I revised it for another year or so after that, and then I started trying to identify agents who might be a good fit and sending them queries. And mostly heard no or nothing.
It’s hard to think about how to describe your own work, how to interest an agent who’s never heard of you and has an inbox full of queries. I was not connected to the literary world at all. How I found my agent was this: I read a recently published novel that I liked very much and learned (by reading the acknowledgements) who the author’s agent was. I emailed him and said: I really loved X, I’ve written this book that is not like X exactly but has these certain similarities, would you consider taking a look?
It’s important to emphasize that all these things were true — I don’t think this approach would work if they weren’t. And that’s no guarantee it would have worked in any case, although it did in mine. Eventually.
Q. You’re a copy editor. What was it like to be edited?
A. It was fascinating and humbling. Naturally, I am a fan of copy editors and believe in the importance of editing.
I imagined I had done a pretty good job with at least that part of it, but the copy editor found several mortifying things I’d missed, including typos, a wrong birth date for a character and a number of dangling modifiers. And HarperCollins has its own house style rules on things like hyphenation, numbers, and the serial comma, which I had repeatedly violated. Everyone needs an editor!
Another cool thing was the “style sheet” they sent to me along with the page proofs. Part of it was a list of words from the book that needed style attention or a ruling of some kind, like capitalization or hyphenation, for consistency.

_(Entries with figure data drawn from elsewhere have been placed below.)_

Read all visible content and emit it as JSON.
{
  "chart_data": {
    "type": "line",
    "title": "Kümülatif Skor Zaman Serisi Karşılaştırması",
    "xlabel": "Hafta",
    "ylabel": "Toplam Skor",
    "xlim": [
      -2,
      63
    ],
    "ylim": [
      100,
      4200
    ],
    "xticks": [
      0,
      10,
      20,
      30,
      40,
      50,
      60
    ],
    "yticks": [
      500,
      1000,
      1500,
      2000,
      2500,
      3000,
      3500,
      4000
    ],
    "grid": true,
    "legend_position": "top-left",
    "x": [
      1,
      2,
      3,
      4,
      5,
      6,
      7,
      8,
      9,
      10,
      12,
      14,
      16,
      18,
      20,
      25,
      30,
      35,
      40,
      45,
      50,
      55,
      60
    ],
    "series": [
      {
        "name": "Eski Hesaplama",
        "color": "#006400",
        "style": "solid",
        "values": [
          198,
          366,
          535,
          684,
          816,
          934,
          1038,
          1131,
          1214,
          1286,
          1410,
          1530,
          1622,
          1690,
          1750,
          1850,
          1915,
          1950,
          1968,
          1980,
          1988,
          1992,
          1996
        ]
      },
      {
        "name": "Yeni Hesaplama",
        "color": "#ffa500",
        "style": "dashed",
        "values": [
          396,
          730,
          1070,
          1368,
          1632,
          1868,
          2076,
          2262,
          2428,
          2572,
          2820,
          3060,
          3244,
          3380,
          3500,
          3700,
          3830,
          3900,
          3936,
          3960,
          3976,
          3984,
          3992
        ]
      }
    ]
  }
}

Reading this list was a strange experience, because the words seemed so odd out of context: banditti (pl), beetroot, bell cord, belowstairs, brickworks, coal smoke, country-gentry (adj), curlpapers, dairymaid. … Another part was a list of the names of all the characters in the book, the page where they first show up, and age and eye color, if mentioned.
This seemed quite obsessive! But also important for consistency. How to remember otherwise, a hundred pages on, if someone had green eyes and now they have blue? It made me realize how copy editing a book must be more challenging than editing even the longest piece of journalism.
Q. What advice do you have for other journalists who want to write fiction?
A. Journalists have some advantages: They are used to working with words, they are sensitive to the power of story, they are used to being edited and being rejected. But most of us tend to think in the short term; it is a big mental adjustment to the long time horizon required to write a novel.
I think writing journalistically is also something we need to overcome. Newspaper prose is functional: Its main aim is clarity and directness, but it can also be clunky. Ideally fiction should be a pleasure to read, with a kind of subtle music created through word choice, variations in sentence length, rhythm. So there are some habits to break, and new ones to get into.
I would advise reading lots of fiction – all kinds, but especially the kind you want to write. Read analytically, thinking about what works and what doesn’t. Get in the habit of writing regularly, and try to find a community of people who are also interested in writing.
One useful piece of advice I came across is that there are two basic ways to keep writing despite discouragement and setbacks: developing a work ethic that keeps you going even though the world does not care or notice, or having an idea that you are so on fire with that you can’t help working on it, because you’d rather do that than anything else. Ideally you’d have both, but sometimes having one is enough for a while, and then you can see your way to the other.